The result is a series of exceptionally dull set-piece events that have more in common with a royal tour than an election campaign. Mr Blair arrives at a fire station in Dartford or an NHS direct call centre in Croydon, swaps awkward small talk with the staff, tries to look fascinated and then heads off. Like a pre-packed chicken dinner it is made for TV. And it has the same effect too. You are left feeling unsatisfied and slightly nauseous.
Left there this would not be a problem. The purpose of the Labour campaign is not to make life interesting for journalists but to secure a resounding victory on election day. But it betrays a far more deep-rooted flaw in the New Labour psyche. Four years after they trashed the Tories at the polls and only weeks before they are about to do it again, they still lack confidence.

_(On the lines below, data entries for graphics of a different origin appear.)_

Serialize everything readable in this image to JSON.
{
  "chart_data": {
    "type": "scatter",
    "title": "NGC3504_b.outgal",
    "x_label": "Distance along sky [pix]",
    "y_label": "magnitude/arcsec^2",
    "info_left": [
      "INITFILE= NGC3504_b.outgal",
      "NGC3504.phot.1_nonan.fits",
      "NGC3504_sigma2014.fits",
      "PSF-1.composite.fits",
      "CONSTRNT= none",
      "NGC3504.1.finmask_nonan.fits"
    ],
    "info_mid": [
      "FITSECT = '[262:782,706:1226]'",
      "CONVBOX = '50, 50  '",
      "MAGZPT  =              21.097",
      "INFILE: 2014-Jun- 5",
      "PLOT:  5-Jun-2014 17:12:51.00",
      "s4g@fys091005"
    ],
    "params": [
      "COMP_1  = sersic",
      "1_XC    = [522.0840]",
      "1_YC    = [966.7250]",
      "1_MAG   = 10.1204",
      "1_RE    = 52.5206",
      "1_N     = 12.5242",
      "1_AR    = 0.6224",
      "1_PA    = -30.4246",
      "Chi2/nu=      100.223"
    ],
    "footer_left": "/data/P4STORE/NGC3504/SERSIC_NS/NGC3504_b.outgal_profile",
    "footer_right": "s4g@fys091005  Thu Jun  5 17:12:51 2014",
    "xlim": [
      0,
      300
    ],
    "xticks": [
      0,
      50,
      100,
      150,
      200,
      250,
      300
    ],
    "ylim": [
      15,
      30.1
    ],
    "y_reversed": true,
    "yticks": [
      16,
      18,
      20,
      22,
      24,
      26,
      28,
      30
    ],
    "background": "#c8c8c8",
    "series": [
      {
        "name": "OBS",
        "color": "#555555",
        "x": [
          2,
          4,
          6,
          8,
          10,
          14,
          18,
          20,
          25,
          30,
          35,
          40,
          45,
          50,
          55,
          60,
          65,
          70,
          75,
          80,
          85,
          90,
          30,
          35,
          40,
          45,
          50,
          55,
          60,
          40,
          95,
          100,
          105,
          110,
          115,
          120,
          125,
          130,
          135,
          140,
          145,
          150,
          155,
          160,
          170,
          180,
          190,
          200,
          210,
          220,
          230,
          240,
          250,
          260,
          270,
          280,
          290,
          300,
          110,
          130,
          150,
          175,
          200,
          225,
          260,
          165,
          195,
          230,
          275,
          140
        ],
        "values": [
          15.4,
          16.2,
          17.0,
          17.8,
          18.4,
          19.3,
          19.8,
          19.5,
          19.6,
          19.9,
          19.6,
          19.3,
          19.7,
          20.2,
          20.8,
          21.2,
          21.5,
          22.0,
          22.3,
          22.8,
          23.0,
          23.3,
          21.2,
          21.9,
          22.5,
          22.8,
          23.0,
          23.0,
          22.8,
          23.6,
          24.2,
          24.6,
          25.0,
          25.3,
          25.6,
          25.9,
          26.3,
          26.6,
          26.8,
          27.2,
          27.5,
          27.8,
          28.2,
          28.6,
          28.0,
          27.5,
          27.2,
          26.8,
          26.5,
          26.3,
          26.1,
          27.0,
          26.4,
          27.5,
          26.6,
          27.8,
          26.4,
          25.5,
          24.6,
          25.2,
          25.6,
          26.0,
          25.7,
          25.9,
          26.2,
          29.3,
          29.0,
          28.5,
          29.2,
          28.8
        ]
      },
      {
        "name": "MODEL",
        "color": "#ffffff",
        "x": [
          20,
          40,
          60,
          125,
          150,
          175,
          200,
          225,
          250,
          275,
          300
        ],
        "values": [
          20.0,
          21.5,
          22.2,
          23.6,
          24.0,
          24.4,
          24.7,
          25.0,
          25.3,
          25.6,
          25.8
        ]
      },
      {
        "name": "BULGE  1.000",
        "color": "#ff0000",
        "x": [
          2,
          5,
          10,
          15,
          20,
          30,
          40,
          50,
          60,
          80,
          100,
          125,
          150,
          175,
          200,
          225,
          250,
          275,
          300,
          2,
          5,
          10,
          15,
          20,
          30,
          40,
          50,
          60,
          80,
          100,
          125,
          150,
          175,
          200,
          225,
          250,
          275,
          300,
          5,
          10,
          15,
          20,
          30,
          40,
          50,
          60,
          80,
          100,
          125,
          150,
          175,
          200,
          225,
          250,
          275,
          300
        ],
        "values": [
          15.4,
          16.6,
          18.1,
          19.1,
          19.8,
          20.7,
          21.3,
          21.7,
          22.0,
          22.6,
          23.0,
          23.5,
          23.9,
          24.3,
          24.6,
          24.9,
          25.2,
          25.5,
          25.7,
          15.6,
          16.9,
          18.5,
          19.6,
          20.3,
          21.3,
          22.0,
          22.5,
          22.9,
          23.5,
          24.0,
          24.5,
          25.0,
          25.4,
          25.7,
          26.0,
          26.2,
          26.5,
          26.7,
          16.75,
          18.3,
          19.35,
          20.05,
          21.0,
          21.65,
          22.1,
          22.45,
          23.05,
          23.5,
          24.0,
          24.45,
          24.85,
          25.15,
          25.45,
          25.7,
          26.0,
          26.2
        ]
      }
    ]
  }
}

They are still terrified of anything they do not control and are still blind to the idea that it is possible to be both critical and supportive. Hence their absurd notion that television companies were encouraging protesters. As though there could be no legitimate protest to them unless it was orchestrated by the media.
Moreover it does not play to Mr Blair's strengths. He is not much good at small talk. But he is very convincing when explaining his record in office. At an event with women in Wimbledon he tackled a series of questions, many of which were clearly not planted.
"How comes Labour found a safe seat for Shaun Woodward but cannot get more women into parliament?" asked one.
"I appreciate what you've done for pensioners recently but why won't you restore the link to earnings?" said another. These are exactly the kind of concerns he must allay if he is to motivate his core vote.
There were moments, particularly at the beginning, when eyes glazed over to the tune of "No more return to boom and bust". But for the most part he answered them well.
Although there was little Clintonesque empathy in sight - Mr Blair did not feel anybody's pain - all the other qualities one expects in a leader were there; clarity, humour and most of all honesty. When he doesn't know the answer to a question he says: "I don't know." And he has an uncanny knack of being able to tell people things they do not want to hear in a manner which makes them glad they asked anyway.
After the event I asked one woman who had asked whether there wasn't something he could do to stop the disproportionate number of private school children going to the best universities - the answer was basically no - what she thought of his answer.
"I still don't agree with him but I did find him impressive."
"Did you feel inspired?" I asked.
"No," she said. "But very impressed."